‘Pi to li led li la’, which translates to ‘rather she be ugly but here.’
By Shirley Thimothee-Paul RN, MSN, CCRN
I sit engrossed in the words of Philomena Sabin, a 106-year-old Haitian woman in Pompano Beach, as she reminisces of what she has seen over the last century. I have asked for an interview for an article I am writing this week in the Westside Gazette. Her skin, as soft as a newborn baby and covered by spots of faded pigment, is proof of presence beneath the sun over the last century.
In Creole, she speaks of her childhood in great detail. She has memories of playing in the plantain fields and going washing in the river with the other girls. The boys and men would go fishing far out in the ocean.
She was born on the little Provence Bord de Mar area near where she was raised in the Northern part of Haiti. She spoke of waking up with the sound of the rooster’s crow and smells of burning charcoal. She laughs to herself as she tells us how beautiful she was then. “I say, “Tante, Ou toujour belle”, “Auntie you’re still beautiful”, a comment that received no reply. She snaps back into the present time and mentions the names of her now departed sisters, their fights and wasted years of not speaking to one another over things that seem so trivial today.

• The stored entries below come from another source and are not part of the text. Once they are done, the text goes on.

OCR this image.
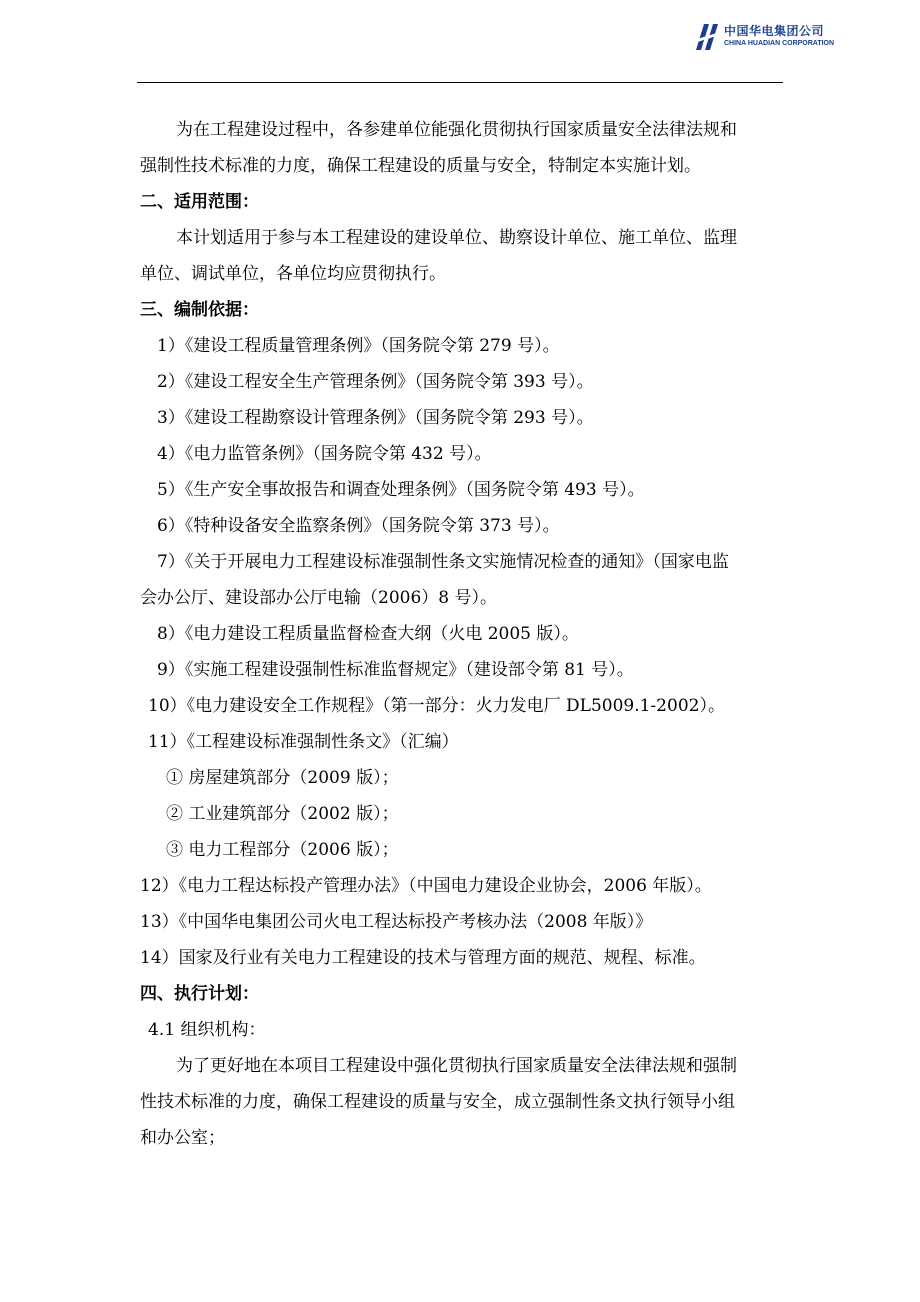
中国华电集团公司
CHINA HUADIAN CORPORATION
为在工程建设过程中，各参建单位能强化贯彻执行国家质量安全法律法规和
强制性技术标准的力度，确保工程建设的质量与安全，特制定本实施计划。
二、适用范围：
本计划适用于参与本工程建设的建设单位、勘察设计单位、施工单位、监理
单位、调试单位，各单位均应贯彻执行。
三、编制依据：
1）《建设工程质量管理条例》（国务院令第 279 号）。
2）《建设工程安全生产管理条例》（国务院令第 393 号）。
3）《建设工程勘察设计管理条例》（国务院令第 293 号）。
4）《电力监管条例》（国务院令第 432 号）。
5）《生产安全事故报告和调查处理条例》（国务院令第 493 号）。
6）《特种设备安全监察条例》（国务院令第 373 号）。
7）《关于开展电力工程建设标准强制性条文实施情况检查的通知》（国家电监
会办公厅、建设部办公厅电输（2006）8 号）。
8）《电力建设工程质量监督检查大纲（火电 2005 版）。
9）《实施工程建设强制性标准监督规定》（建设部令第 81 号）。
10）《电力建设安全工作规程》（第一部分：火力发电厂 DL5009.1-2002）。
11）《工程建设标准强制性条文》（汇编）
① 房屋建筑部分（2009 版）；
② 工业建筑部分（2002 版）；
③ 电力工程部分（2006 版）；
12）《电力工程达标投产管理办法》（中国电力建设企业协会，2006 年版）。
13）《中国华电集团公司火电工程达标投产考核办法（2008 年版）》
14）国家及行业有关电力工程建设的技术与管理方面的规范、规程、标准。
四、执行计划：
4.1 组织机构：
为了更好地在本项目工程建设中强化贯彻执行国家质量安全法律法规和强制
性技术标准的力度，确保工程建设的质量与安全，成立强制性条文执行领导小组
和办公室；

She talks about what she wishes she could instill into the young Haitian woman of today. “Sometimes the pain I feel in my heart covers the pain of these old bones”, she says, as she repositions the slipping silk scarf around her head; “Just thinking of all the time that has past and all that could have been different.”

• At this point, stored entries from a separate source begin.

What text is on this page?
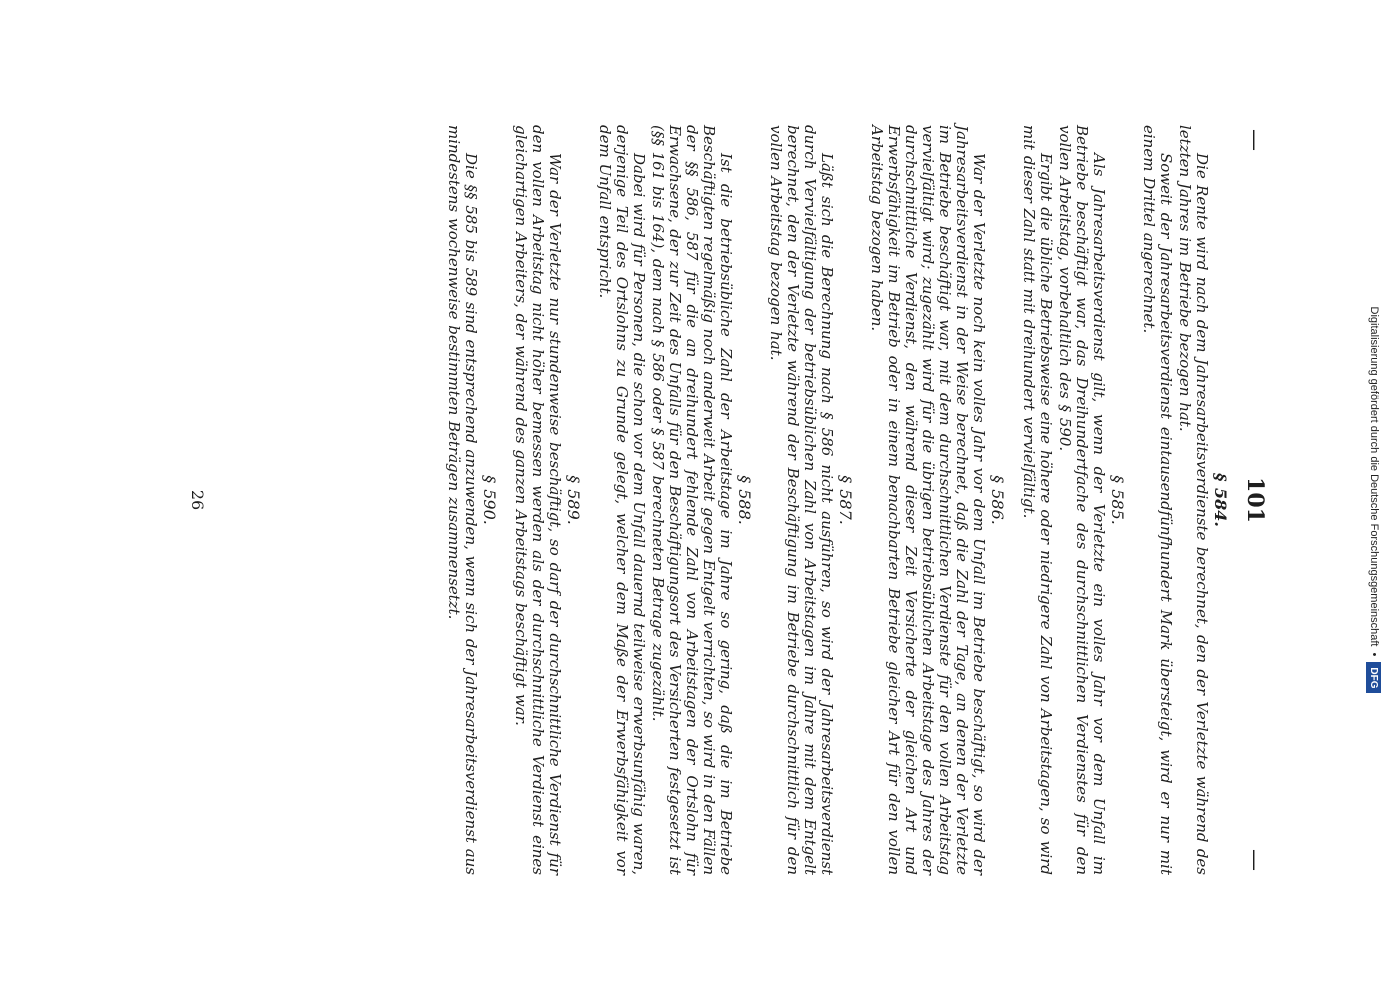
—
101
—
§ 584.

Die Rente wird nach dem Jahresarbeitsverdienste berechnet, den der Verletzte während des letzten Jahres im Betriebe bezogen hat.

Soweit der Jahresarbeitsverdienst eintausendfünfhundert Mark übersteigt, wird er nur mit einem Drittel angerechnet.

§ 585.

Als Jahresarbeitsverdienst gilt, wenn der Verletzte ein volles Jahr vor dem Unfall im Betriebe beschäftigt war, das Dreihundertfache des durchschnittlichen Verdienstes für den vollen Arbeitstag, vorbehaltlich des § 590.

Ergibt die übliche Betriebsweise eine höhere oder niedrigere Zahl von Arbeitstagen, so wird mit dieser Zahl statt mit dreihundert vervielfältigt.

§ 586.

War der Verletzte noch kein volles Jahr vor dem Unfall im Betriebe beschäftigt, so wird der Jahresarbeitsverdienst in der Weise berechnet, daß die Zahl der Tage, an denen der Verletzte im Betriebe beschäftigt war, mit dem durchschnittlichen Verdienste für den vollen Arbeitstag vervielfältigt wird; zugezählt wird für die übrigen betriebsüblichen Arbeitstage des Jahres der durchschnittliche Verdienst, den während dieser Zeit Versicherte der gleichen Art und Erwerbsfähigkeit im Betrieb oder in einem benachbarten Betriebe gleicher Art für den vollen Arbeitstag bezogen haben.

§ 587.

Läßt sich die Berechnung nach § 586 nicht ausführen, so wird der Jahresarbeitsverdienst durch Vervielfältigung der betriebsüblichen Zahl von Arbeitstagen im Jahre mit dem Entgelt berechnet, den der Verletzte während der Beschäftigung im Betriebe durchschnittlich für den vollen Arbeitstag bezogen hat.

§ 588.

Ist die betriebsübliche Zahl der Arbeitstage im Jahre so gering, daß die im Betriebe Beschäftigten regelmäßig noch anderweit Arbeit gegen Entgelt verrichten, so wird in den Fällen der §§ 586, 587 für die an dreihundert fehlende Zahl von Arbeitstagen der Ortslohn für Erwachsene, der zur Zeit des Unfalls für den Beschäftigungsort des Versicherten festgesetzt ist (§§ 161 bis 164), dem nach § 586 oder § 587 berechneten Betrage zugezählt.

Dabei wird für Personen, die schon vor dem Unfall dauernd teilweise erwerbsunfähig waren, derjenige Teil des Ortslohns zu Grunde gelegt, welcher dem Maße der Erwerbsfähigkeit vor dem Unfall entspricht.

§ 589.

War der Verletzte nur stundenweise beschäftigt, so darf der durchschnittliche Verdienst für den vollen Arbeitstag nicht höher bemessen werden als der durchschnittliche Verdienst eines gleichartigen Arbeiters, der während des ganzen Arbeitstags beschäftigt war.

§ 590.

Die §§ 585 bis 589 sind entsprechend anzuwenden, wenn sich der Jahresarbeitsverdienst aus mindestens wochenweise bestimmten Beträgen zusammensetzt.

26	Digitalisierung gefördert durch die Deutsche Forschungsgemeinschaft
•
DFG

When asked to elaborate, she shakes her head and touches the plastic crucifix she wears over her housedress, just above the small moneybag pinned close to her breast for safekeeping. “You kids just don’t believe how fast it all goes by; you do everything so quickly and waste time on senseless nonsense.” She continues, “Like who’s dating who, and who has more money or material things. You judge and call on negativity by laughing at others’ pain. Every day that I wake up is a gift; the funny thing is that, this is one thing that has never changed”.

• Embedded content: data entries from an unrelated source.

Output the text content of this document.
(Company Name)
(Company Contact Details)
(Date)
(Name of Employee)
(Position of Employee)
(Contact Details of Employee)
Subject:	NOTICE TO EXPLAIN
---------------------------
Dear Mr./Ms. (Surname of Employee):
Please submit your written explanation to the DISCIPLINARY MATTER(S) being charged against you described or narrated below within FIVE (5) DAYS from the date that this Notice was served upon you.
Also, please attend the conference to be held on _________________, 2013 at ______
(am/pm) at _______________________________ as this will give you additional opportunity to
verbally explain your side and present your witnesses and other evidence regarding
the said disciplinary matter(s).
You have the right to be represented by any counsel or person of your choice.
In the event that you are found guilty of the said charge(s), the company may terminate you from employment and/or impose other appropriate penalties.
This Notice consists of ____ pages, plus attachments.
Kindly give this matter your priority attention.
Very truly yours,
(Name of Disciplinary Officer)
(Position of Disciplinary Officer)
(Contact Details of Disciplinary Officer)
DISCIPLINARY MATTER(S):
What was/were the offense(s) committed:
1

Hearing these words from a woman of her age has more significance. Although she was speaking globally, I could not help but do some self-reflecting. For a moment, I feel as if I have been side tracked, while the purpose of this interview was to show the resilience of the Haitian Woman and its correlation to the Country of Haiti and its roots. I giggle and say to her how I could be there all night listening to her stories and words of wisdom, but I need to stay on track with my story.
She shakes her head again and says we have been on the subject from the very beginning. “You see, if you are blessed to live all the years I have lived, you will see that these scars of battle, age and fatigue, what we call life, are only time going by. No matter our appearance in the present, we can always do better through the gift of the passing of wisdom to our young”. Haiti much like this 106-year-old woman, is aged, fragile, and just a shell of what she used to be, but she is still here. I repeat she is still here and filled with everlasting wisdom to share. Pi to li led li la.